BugCheck D1, {28, 2, 0, fffff80000f8c43f}
It's also listed after running !analyze v further in the dump:

CURRENT_IRQL:  2
So, with this specific crash dump, it was a minidump and didn't contain very much information. For example, just have a look at the call stack:

STACK_TEXT: 
ffffd000`253ab288 fffff801`9776d7e9 : 00000000`0000000a 00000000`00000028 00000000`00000002 00000000`00000000 : nt!KeBugCheckEx
ffffd000`253ab290 00000000`00000000 : 00000000`00000000 00000000`00000000 00000000`00000000 00000000`00000000 : nt!KiBugCheckDispatch+0x69
We can see from the stack that we just have Windows' usual error handling and fault tolerance bug check related routines. No driver calls, etc. Very dead stack. Let's go ahead and refer to the FBID:

FAILURE_BUCKET_ID:  X64_0xD1_NETIO!RtlCopyBufferToMdl+1f
We can see the fault of the crash is NETIO.sys (calling into?) the RtlCopyBufferToMdl routine. I am not entirely sure actually what this routine implies, however just from knowing the acronyms...

Rtl = Run-Time Library.

Mdl = Memory Descriptor List.

I can imagine there's some sort of buffer being copied from an RTL routine to an MDL. So, what does this mean to us?
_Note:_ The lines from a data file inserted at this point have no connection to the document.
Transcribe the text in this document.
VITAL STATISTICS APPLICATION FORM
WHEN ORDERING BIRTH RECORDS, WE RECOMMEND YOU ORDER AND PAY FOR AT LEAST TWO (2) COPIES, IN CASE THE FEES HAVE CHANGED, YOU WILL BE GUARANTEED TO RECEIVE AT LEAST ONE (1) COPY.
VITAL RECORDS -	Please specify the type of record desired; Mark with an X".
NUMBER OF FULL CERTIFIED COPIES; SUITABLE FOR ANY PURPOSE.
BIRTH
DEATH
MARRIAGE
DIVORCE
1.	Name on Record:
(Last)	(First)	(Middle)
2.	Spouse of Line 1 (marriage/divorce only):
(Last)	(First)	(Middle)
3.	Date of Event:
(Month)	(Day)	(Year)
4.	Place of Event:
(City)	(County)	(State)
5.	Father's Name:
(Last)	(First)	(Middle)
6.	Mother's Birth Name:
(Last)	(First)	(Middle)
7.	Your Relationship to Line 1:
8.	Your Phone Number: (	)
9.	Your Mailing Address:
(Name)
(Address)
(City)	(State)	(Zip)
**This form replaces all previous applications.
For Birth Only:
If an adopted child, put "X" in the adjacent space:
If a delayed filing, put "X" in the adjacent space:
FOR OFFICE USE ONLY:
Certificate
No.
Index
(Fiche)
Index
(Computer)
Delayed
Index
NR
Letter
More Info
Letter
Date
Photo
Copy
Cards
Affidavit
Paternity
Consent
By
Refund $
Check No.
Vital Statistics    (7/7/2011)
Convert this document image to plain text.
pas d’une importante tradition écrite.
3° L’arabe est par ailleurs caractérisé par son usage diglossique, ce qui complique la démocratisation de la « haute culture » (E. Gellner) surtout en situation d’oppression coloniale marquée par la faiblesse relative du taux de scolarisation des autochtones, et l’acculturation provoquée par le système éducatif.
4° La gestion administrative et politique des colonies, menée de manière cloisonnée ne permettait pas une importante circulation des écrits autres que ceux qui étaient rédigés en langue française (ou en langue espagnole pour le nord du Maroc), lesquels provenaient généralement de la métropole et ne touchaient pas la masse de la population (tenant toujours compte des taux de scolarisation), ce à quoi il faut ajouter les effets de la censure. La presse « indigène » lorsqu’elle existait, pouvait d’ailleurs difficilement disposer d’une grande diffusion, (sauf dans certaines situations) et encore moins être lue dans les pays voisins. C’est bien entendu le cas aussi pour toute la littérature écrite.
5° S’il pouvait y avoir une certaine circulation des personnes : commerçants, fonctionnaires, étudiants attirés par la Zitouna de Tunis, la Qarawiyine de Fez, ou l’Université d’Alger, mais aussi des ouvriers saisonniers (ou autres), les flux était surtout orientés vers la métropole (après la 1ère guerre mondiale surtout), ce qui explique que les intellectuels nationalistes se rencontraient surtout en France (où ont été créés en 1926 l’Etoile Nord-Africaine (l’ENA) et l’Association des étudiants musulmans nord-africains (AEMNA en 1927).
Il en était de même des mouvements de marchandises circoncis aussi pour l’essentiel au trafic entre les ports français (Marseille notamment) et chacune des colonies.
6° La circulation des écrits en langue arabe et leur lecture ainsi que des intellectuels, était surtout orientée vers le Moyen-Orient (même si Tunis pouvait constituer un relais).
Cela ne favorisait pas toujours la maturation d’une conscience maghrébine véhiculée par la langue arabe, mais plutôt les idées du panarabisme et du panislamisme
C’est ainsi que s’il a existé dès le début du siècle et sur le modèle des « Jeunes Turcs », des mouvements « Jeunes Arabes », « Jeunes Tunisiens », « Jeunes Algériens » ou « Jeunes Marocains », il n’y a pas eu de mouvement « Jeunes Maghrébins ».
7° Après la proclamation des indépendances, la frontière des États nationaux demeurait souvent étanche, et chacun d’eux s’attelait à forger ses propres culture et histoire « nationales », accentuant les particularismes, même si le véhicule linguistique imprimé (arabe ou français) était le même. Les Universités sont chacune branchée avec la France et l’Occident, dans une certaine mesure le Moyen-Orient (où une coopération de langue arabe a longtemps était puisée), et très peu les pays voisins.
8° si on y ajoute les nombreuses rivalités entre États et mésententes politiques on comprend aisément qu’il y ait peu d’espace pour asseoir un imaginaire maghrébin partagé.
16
Well, nothing really. It's a minidump with not very much information. All we know is something is conflicting with NETIO.sys. Let's go ahead and take a look at the loaded modules list (Debug > Modules). Now, in NETIO.sys dumps you are going to want to check for popular antivirus drivers. I would list them here, but there are so many. I think I'll add them over time. I will just go ahead and let you know that this specific dump contained ggc.sys which is a driver in relation to Quick Heal AntiVirus.

0: kd> lmvm ggc
start             end                 module name
fffff800`01600000 fffff800`01618000   ggc        (deferred)           
    Image path: \SystemRoot\system32\DRIVERS\ggc.sys
    Image name: ggc.sys
    Timestamp:        Wed Sep 04 02:43:22 2013
So, there's ggc.sys. Now, at this point I recommend removal of QuickHeal and explained that it was likely causing network related conflicts, which in turn caused the system to crash. After QuickHeal was removed, the crashes stopped.

--------------------

-- Today when I wake up I will add a list of antiviruses and firewalls that I have seen cause this bug check.